Report Sees Vast Needs for Energy Capital
WASHINGTON - - The world's increasing demand for energy will require total investments of $16 trillion by 2030, most of it needed to maintain and expand the electricity infrastructure, according to a study released recently.
The report - a yearlong study by the International Energy Agency, a Paris-based group set up by leading energy-consuming nations in response to the oil embargo of the early 1970's - finds that oil from the Persian Gulf region will play an increasingly important role in the world economy despite economic, political and geological questions in the region. The uncertainty surrounding the development of Iraq's vast oil reserves contributes to these questions, the report found.
Called the World Energy Investment Outlook - 2003, it was supervised by Fatih Birol, chief economist for the agency, and included information from international organizations, energy companies and financial institutions. The agency itself is an autonomous group linked to the Organization for Economic Cooperation and Development.
The report's main implication, the need for enormous investment in existing energy technology, led some experts to question whether innovative technologies should receive more attention.
"Do we want to spend that many trillion of dollars doing the conventional energy we are doing today," asked Amy Myers Jaffe, who heads the energy program at the James A. Baker III Institute for Public Policy at Rice University, "or should we be putting more money into research and development to find things that could have a dramatic impact?"
It is not clear who will provide the necessary capital cited by the study. Developing countries will require $5 trillion. But, the report noted, "the uncertainty about whether developing countries will be able to mobilize this level of investment is significant, particularly for Africa and India."
By 2030, it predicted, 43 percent of the world's oil will come from the Middle East - a 50 percent increase from today. Persian Gulf oil has the cheapest recovery costs, yet the study found challenges ahead for the region.
One is geological.
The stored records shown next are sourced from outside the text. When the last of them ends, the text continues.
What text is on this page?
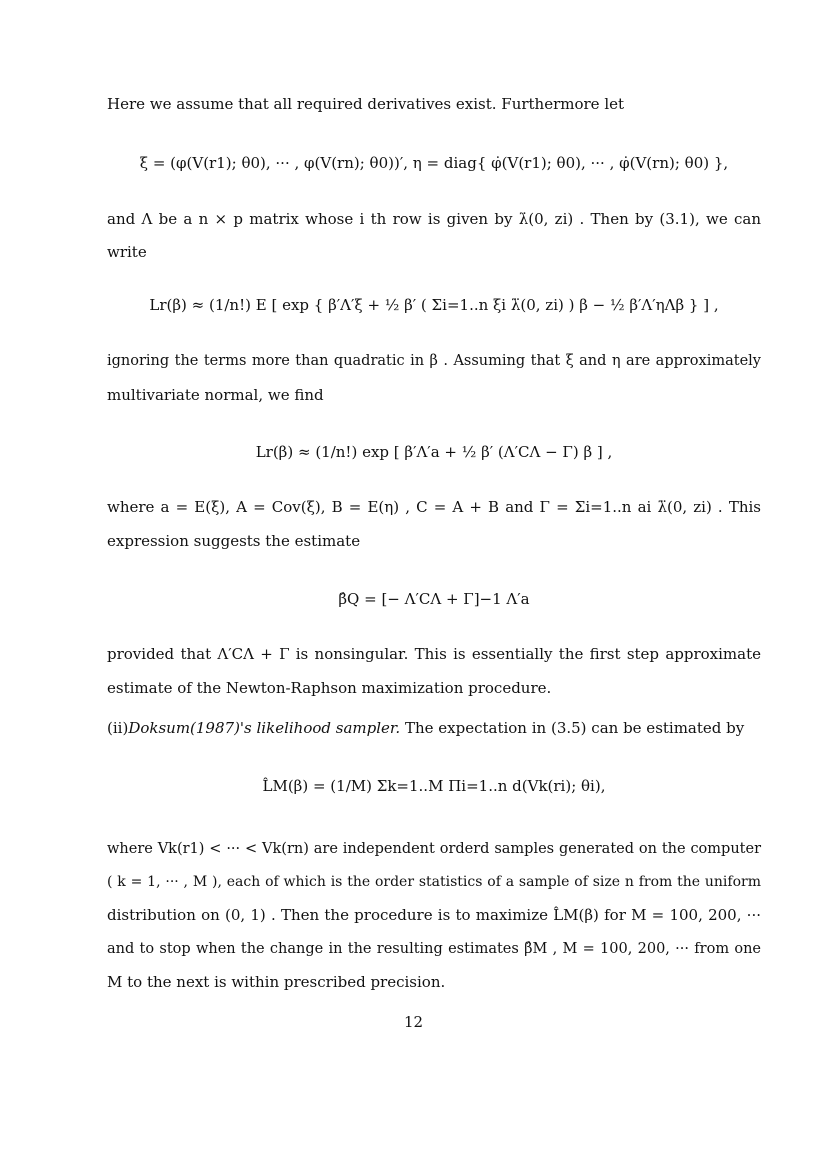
Here we assume that all required derivatives exist. Furthermore let
ξ = (φ(V(r1); θ0), ··· , φ(V(rn); θ0))′, η = diag{ φ̇(V(r1); θ0), ··· , φ̇(V(rn); θ0) },
and Λ be a n × p matrix whose i th row is given by λ̇(0, zi) . Then by (3.1), we can
write
Lr(β) ≈ (1/n!) E [ exp { β′Λ′ξ + ½ β′ ( Σi=1..n ξi λ̈(0, zi) ) β − ½ β′Λ′ηΛβ } ] ,
ignoring the terms more than quadratic in β . Assuming that ξ and η are approximately
multivariate normal, we find
Lr(β) ≈ (1/n!) exp [ β′Λ′a + ½ β′ (Λ′CΛ − Γ) β ] ,
where a = E(ξ), A = Cov(ξ), B = E(η) , C = A + B and Γ = Σi=1..n ai λ̈(0, zi) . This
expression suggests the estimate
β̂Q = [− Λ′CΛ + Γ]−1 Λ′a
provided that Λ′CΛ + Γ is nonsingular. This is essentially the first step approximate
estimate of the Newton-Raphson maximization procedure.
(ii)Doksum(1987)'s likelihood sampler. The expectation in (3.5) can be estimated by
L̂M(β) = (1/M) Σk=1..M Πi=1..n d(Vk(ri); θi),
where Vk(r1) < ··· < Vk(rn) are independent orderd samples generated on the computer
( k = 1, ··· , M ), each of which is the order statistics of a sample of size n from the uniform
distribution on (0, 1) . Then the procedure is to maximize L̂M(β) for M = 100, 200, ···
and to stop when the change in the resulting estimates β̂M , M = 100, 200, ··· from one
M to the next is within prescribed precision.
12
The study said that the region's large fields face an increasing rate of decline - the percentage, now about 5, at which their production drops each year.
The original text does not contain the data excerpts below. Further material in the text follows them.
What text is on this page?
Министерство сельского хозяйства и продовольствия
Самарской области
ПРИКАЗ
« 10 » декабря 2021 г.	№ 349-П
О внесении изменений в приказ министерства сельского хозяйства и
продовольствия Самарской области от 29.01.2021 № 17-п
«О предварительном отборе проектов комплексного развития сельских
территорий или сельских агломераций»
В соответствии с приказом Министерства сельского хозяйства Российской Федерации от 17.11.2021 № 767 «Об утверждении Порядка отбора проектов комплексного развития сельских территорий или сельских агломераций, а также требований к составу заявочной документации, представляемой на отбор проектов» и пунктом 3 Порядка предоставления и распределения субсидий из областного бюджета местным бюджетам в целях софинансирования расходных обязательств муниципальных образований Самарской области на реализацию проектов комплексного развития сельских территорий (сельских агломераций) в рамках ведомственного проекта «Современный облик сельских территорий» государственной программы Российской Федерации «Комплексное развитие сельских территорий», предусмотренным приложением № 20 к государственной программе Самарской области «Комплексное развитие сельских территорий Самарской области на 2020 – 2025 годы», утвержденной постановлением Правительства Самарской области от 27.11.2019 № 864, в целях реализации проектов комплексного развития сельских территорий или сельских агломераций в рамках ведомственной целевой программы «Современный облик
As a result, more and more money will be needed to maintain current production from existing fields. Capital flows to the Middle East are an important issue, the study said, but it noted that Saudi Arabia, Iraq and Kuwait have restrictive policies limiting direct participation in oil development and production to their national oil companies.
The report said Iraq would have the greatest incentive to attract outside capital but would face an inhibiting factor - the "likely nationalist sentiment of the Iraqi population."
Similar feelings have limited or prevented foreign investment in other oil-producing countries, including Mexico and Venezuela.
The war in Iraq has increased political instability, the study said, and it predicted that the political and legal environment would not be ripe for outside investment until 2005.
It calculated further that if Middle East oil countries proved more hostile to foreign investment, that would increase the need for worldwide investment a further 8 percent, driving up energy prices.
The report estimated that worldwide demand for oil would reach 120 million barrels a day by 2030, up from 77 million barrels now. But the $2.2 trillion that will be needed to explore and develop oil production will be mostly spent - 75 percent - on maintaining existing fields, with the remaining 25 percent spent on finding new oil to meet the greater demand.
Investment needs, the report explained, are "far more sensitive to changes in decline rates than to the rate of growth of oil demand."
The notion that it will be increasingly costly to find more oil was reinforced by some industry executives. "By 2015," said Jon Thompson, the president of the Exxon Mobil Exploration Company, "we will need to find, develop and produce a volume of new oil and gas that is equal to 8 out of every 10 barrels being produced today."
In remarks earlier this year to company shareholders, Mr. Thompson said that "the cost associated with providing this additional oil and gas is expected to be considerably more than what industry is now spending."